This Wednesday, May 15, 2013, photo, shows frozen yogurt machines at the Walgreens flagship store in the Empire State Building, in New York .The nation’s major drugstore chains are opening more in-store clinics in response to the massive U.S. health care overhaul, which is expected to add about 25 million newly insured people who will need medical care and prescriptions, as well as offering more services as a way to boost revenue in the face of competition from stores like Safeway and Wal-Mart. (AP Photo/Mark Lennihan)
At some Walgreen stores, there are health clinics staffed by nurse practitioners, cafes that sell barista-prepared coffee and Eyebrow Bars where trained professionals groom unruly facial hair.
Oh, and pharmacists fill prescriptions, too.

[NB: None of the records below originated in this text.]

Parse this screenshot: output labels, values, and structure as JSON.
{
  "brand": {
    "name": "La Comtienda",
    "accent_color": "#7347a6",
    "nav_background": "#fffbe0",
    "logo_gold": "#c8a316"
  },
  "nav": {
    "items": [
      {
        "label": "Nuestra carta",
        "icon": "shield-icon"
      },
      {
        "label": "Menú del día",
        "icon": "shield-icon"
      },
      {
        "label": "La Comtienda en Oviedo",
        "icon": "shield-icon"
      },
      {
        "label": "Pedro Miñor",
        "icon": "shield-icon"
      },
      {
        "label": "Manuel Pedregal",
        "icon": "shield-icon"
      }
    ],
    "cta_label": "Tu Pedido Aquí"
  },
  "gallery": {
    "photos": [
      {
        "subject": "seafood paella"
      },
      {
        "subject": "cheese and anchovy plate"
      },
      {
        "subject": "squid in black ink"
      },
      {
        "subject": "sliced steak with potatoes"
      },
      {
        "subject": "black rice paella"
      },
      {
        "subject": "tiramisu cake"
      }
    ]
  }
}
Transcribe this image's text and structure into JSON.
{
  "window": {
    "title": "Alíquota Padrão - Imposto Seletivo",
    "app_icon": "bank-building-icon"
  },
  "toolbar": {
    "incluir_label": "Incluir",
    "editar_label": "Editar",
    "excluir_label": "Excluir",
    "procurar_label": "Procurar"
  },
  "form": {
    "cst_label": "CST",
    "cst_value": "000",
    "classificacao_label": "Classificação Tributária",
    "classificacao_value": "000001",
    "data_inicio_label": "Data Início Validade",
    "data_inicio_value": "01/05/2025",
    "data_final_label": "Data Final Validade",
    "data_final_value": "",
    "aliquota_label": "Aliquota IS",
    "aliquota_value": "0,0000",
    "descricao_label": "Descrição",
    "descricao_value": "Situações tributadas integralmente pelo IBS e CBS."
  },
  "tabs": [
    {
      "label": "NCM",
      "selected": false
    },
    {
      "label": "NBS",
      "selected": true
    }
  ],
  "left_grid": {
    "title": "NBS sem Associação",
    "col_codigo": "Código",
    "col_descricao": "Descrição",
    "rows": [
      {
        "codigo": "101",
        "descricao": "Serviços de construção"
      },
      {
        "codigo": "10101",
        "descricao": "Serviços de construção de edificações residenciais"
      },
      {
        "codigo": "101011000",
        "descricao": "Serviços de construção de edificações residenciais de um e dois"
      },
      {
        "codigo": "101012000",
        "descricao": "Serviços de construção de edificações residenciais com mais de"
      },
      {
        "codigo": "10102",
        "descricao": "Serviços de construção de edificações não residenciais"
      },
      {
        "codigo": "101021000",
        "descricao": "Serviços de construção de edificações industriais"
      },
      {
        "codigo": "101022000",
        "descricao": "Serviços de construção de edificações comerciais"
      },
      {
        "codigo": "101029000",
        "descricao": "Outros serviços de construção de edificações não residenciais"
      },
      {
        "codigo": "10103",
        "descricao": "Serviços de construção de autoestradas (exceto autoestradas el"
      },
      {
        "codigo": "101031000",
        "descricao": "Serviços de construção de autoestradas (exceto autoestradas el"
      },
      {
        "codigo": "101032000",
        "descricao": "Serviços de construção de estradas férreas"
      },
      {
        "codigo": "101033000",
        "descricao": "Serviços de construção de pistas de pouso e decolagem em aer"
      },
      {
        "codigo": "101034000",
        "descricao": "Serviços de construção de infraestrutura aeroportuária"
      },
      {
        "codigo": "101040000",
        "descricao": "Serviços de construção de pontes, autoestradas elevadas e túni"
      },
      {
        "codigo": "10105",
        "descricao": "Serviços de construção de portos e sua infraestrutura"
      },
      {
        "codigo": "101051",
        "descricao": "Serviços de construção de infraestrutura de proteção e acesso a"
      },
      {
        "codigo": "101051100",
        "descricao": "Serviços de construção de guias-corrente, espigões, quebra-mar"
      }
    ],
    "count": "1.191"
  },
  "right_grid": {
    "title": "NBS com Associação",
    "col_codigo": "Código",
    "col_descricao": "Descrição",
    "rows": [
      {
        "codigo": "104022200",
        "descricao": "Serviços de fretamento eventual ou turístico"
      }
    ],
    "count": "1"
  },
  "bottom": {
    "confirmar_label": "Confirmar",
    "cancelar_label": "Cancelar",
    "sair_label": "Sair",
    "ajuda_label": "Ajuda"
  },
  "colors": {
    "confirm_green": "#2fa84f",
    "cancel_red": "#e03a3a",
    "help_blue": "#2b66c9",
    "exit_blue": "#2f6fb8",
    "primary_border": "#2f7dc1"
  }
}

The nation’s major drugstore chains are moving beyond simply doling out drugs and Kleenex. They’re opening more in-store clinics and offering more health care products in part to serve an aging population that will need more care.
It’s also a response to the massive U.S. health care overhaul, which is expected to add about 25 million newly insured people who will need medical care and prescriptions. And drugstores are offering more services as a way to boost revenue in the face of competition from retailers like Safeway and Wal-Mart that have added in-store pharmacies.
Beth Stiller, a divisional vice president at Walgreen, the nation’s largest drugstore chain, said the changes are necessary because time-pressed customers have come to expect that they will be able to do more than just fill a prescription at drugstores.